Он вновь роняет фразу, различая
Ее отчетливый грядущий шрифт
На развороте Бернетова тома.
Он в греческом беспомощен, и Янус,
Властитель входов, это римский бог.
Ни прошлого, ни нынешнего дня
Нет у него, придуманного неким
Седым прохожим возле Красных Кедров,
А тот прохожий ткет свой пятистопник,
Чтобы не думать о родных краях
И лицах. Одного из них не стало.
Ист-Лэнсинг, 1976
Клепсидра
Последнею в клепсидре будет капля
Медовой сладости. На миг один
Она блеснет и скроется во мраке,
А с нею — мир, что красному Адаму
Сулил когда-то Он (или Оно):
Твоя любовь, твое благоуханье;
Мысль, проникающая в суть вещей
(Скорей всего, напрасно); та минута,
Когда к Вергилию пришла строка;
Вода изжаждавшихся, хлеб голодных;
Незримый снег, ласкающий лицо;
Пропавший том, нащупанный в потемках
Пылящихся в забросе стеллажей;
Восторг клинка в кровопролитной схватке;
Распаханные бриттами моря;
Отрада вдруг раздавшихся в безмолвье
Любимых нот; одно воспоминанье,
Бесценное и стертое; усталость
И миг, когда нас разнимает сон.
Удел другого
Нет, не спасут писанья всех, чье имя
Сегодня в страхе повторяешь снова;
Тебе не выпадет удел другого:
Ты в лабиринте, сотканном твоими
Следами.

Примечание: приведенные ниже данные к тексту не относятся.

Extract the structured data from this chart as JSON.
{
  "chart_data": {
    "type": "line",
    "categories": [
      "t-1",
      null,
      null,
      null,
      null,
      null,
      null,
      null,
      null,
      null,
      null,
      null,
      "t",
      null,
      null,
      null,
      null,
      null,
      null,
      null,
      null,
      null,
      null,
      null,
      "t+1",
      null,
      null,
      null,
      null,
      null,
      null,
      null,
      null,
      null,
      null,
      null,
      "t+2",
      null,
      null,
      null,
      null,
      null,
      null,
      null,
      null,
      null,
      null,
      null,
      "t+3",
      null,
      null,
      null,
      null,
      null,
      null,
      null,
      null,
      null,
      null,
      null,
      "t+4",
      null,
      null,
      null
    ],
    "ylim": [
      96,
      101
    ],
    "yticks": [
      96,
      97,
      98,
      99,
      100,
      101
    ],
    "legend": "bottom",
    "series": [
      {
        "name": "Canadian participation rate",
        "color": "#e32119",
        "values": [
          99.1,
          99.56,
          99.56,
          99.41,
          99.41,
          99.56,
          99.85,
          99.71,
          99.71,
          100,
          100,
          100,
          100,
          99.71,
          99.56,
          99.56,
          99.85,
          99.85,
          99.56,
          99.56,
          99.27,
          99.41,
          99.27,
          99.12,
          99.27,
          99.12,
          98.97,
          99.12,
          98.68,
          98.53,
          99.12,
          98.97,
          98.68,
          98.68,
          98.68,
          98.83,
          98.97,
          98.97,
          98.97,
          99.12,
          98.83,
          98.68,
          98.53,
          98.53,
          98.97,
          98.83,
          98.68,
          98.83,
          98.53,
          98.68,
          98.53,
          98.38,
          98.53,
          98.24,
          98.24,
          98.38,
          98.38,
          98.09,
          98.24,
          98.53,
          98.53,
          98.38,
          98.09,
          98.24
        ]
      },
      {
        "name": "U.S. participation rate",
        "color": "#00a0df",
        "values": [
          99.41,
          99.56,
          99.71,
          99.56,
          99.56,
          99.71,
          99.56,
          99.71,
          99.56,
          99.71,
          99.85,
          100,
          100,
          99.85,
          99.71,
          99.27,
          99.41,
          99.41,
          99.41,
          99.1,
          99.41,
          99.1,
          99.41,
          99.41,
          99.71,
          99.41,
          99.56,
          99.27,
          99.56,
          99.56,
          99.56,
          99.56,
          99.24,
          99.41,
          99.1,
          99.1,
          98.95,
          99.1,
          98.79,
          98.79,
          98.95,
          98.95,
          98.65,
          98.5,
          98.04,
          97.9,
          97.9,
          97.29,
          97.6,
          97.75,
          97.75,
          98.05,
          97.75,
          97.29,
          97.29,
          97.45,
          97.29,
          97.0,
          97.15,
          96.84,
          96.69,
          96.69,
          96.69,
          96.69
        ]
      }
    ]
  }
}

Что тебе конец Сократа
Или Христа? Что Будда златолицый,
Который с миром пожелал проститься
В садовой зелени порой заката?
Роняй или чекань ты слово это,
Но, прах от праха, слово тоже тленно.
И, как не знает жалости геенна,
Так Божья ночь не ведает просвета.
Ты — время по своей текучей сути
И будешь им в любой его минуте.
Надпись
Сусане Еомбаль
Году в 1915-м, в Женеве, увидел в музейной витрине высокий колокольчик с китайскими иероглифами. В 1976-м пишу эти строки:
Одна, загадочная, я могу
быть в этом полумраке колокольной
молитвой, фразой, где схоронен смысл
всей жизни или целого заката,
сном Чжуанцзы, который знаешь сам,
обычной датой и бездонной притчей,
царем всего, теперь — строкой письмен,
вселенной, тайным именем твоим,
загадкой, над которой бьешься втуне
за часом час уже который год.
Могу быть всем. Оставь меня во мраке.